Aprovação no 1º semestre

Onyx sobre Previdência: Na final vamos ganhar, é o que importa

Ministro da Casa Civil fala em humildade e pede paciência na articulação política pois não há fórmula no Google para acabar com o “toma lá, dá cá”

11 de abril de 2019
11:12 - atualizado às 17:28
onyx-lorenzoni
Onyx Lorenzoni - Imagem: Antonio Cruz/Agência Brasil

O ministro da Casa Civil, Onyx Lorenzoni, usou metáforas futebolistas para tratar de erros e acertos do governo nos seus 100 primeiros dias.

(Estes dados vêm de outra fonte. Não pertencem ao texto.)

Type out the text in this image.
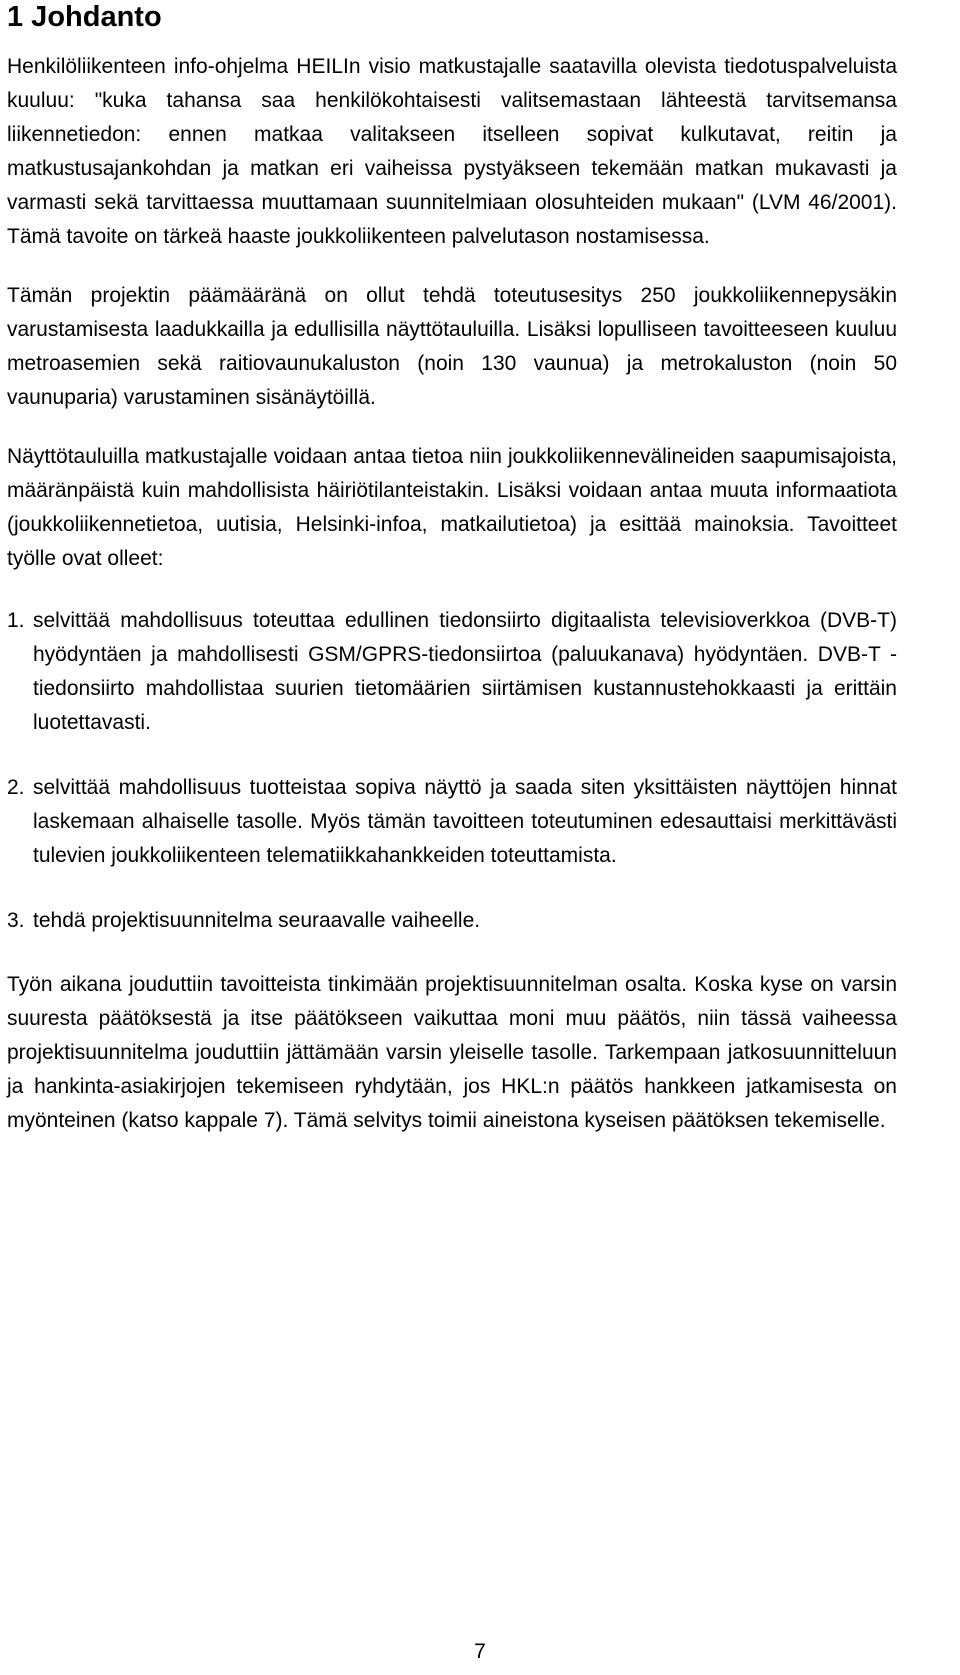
1 Johdanto

Henkilöliikenteen info-ohjelma HEILIn visio matkustajalle saatavilla olevista tiedotuspalveluista kuuluu: "kuka tahansa saa henkilökohtaisesti valitsemastaan lähteestä tarvitsemansa liikennetiedon: ennen matkaa valitakseen itselleen sopivat kulkutavat, reitin ja matkustusajankohdan ja matkan eri vaiheissa pystyäkseen tekemään matkan mukavasti ja varmasti sekä tarvittaessa muuttamaan suunnitelmiaan olosuhteiden mukaan" (LVM 46/2001). Tämä tavoite on tärkeä haaste joukkoliikenteen palvelutason nostamisessa.

Tämän projektin päämääränä on ollut tehdä toteutusesitys 250 joukkoliikennepysäkin varustamisesta laadukkailla ja edullisilla näyttötauluilla. Lisäksi lopulliseen tavoitteeseen kuuluu metroasemien sekä raitiovaunukaluston (noin 130 vaunua) ja metrokaluston (noin 50 vaunuparia) varustaminen sisänäytöillä.

Näyttötauluilla matkustajalle voidaan antaa tietoa niin joukkoliikennevälineiden saapumisajoista, määränpäistä kuin mahdollisista häiriötilanteistakin. Lisäksi voidaan antaa muuta informaatiota (joukkoliikennetietoa, uutisia, Helsinki-infoa, matkailutietoa) ja esittää mainoksia. Tavoitteet työlle ovat olleet:

1. selvittää mahdollisuus toteuttaa edullinen tiedonsiirto digitaalista televisioverkkoa (DVB-T) hyödyntäen ja mahdollisesti GSM/GPRS-tiedonsiirtoa (paluukanava) hyödyntäen. DVB-T -tiedonsiirto mahdollistaa suurien tietomäärien siirtämisen kustannustehokkaasti ja erittäin luotettavasti.
2. selvittää mahdollisuus tuotteistaa sopiva näyttö ja saada siten yksittäisten näyttöjen hinnat laskemaan alhaiselle tasolle. Myös tämän tavoitteen toteutuminen edesauttaisi merkittävästi tulevien joukkoliikenteen telematiikkahankkeiden toteuttamista.
3. tehdä projektisuunnitelma seuraavalle vaiheelle.

Työn aikana jouduttiin tavoitteista tinkimään projektisuunnitelman osalta. Koska kyse on varsin suuresta päätöksestä ja itse päätökseen vaikuttaa moni muu päätös, niin tässä vaiheessa projektisuunnitelma jouduttiin jättämään varsin yleiselle tasolle. Tarkempaan jatkosuunnitteluun ja hankinta-asiakirjojen tekemiseen ryhdytään, jos HKL:n päätös hankkeen jatkamisesta on myönteinen (katso kappale 7). Tämä selvitys toimii aineistona kyseisen päätöksen tekemiselle.

7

Sobre uma estimativa de votos para aprovação da reforma da Previdência, o ministro não disse que se entra em campo preocupado em ganhar ou empatar os primeiros jogos, pois “na final vamos ganhar, é o que importa”.

Além disso, Onyx acredita que conquista essa “taça”, “seguramente”, no primeiro semestre do ano, fazendo o Brasil entrar em um “portal de prosperidade”.

Em entrevista coletiva no Palácio do Planalto, perguntei ao ministro, mantendo sua linha futebolística, se ele tinha combinado essa final com os russos (Congresso).

Anteriormente, Onyx já tinha falado em humildade para reconhecer erros e paciência, pois não há fórmula no “Google” para governar sem o “toma lá, dá cá”. Perguntei também o que entra no lugar do presidencialismo de coalizão e como o governo vai construir maiorias.

Segundo Onyx, essa fórmula não existe e o que está sendo feito, baseado na experiência internacional, com honestidade e decência é a construção de um novo caminho. “Estamos aprendendo a construir”, disse.

Ainda de acordo com Onyx, Executivo e Legislativo precisam se reinventar, pois a sociedade mandou um sinal claro de que não quer mais o “toma lá, dá cá” ao eleger “o mais improvável dos candidatos”, o que “mais compreendeu o recado das ruas”.

“Sabemos que devemos a essas pessoas a vitória nessa eleição e tentamos aqui cumprir com o que eles nos sinalizaram”, disse Onyx.

Para Onyx, há uma adaptação a um novo momento, há uma transição que tem que ser “do bem e está sendo do bem”, pois, segundo o ministro, os líderes partidários que estiveram com Bolsonaro “foram unânimes em dizer que não queriam cargos”.

“Vamos nos adaptar ao novo modelo, o Brasil precisava mudar. Temos um novo momento e todos nós estamos tentando, com a maior paciência encontrar os caminhos para que os parlamentares se sintam respeitados, valorizados e partícipes desse momento de transformação do Brasil”, afirmou.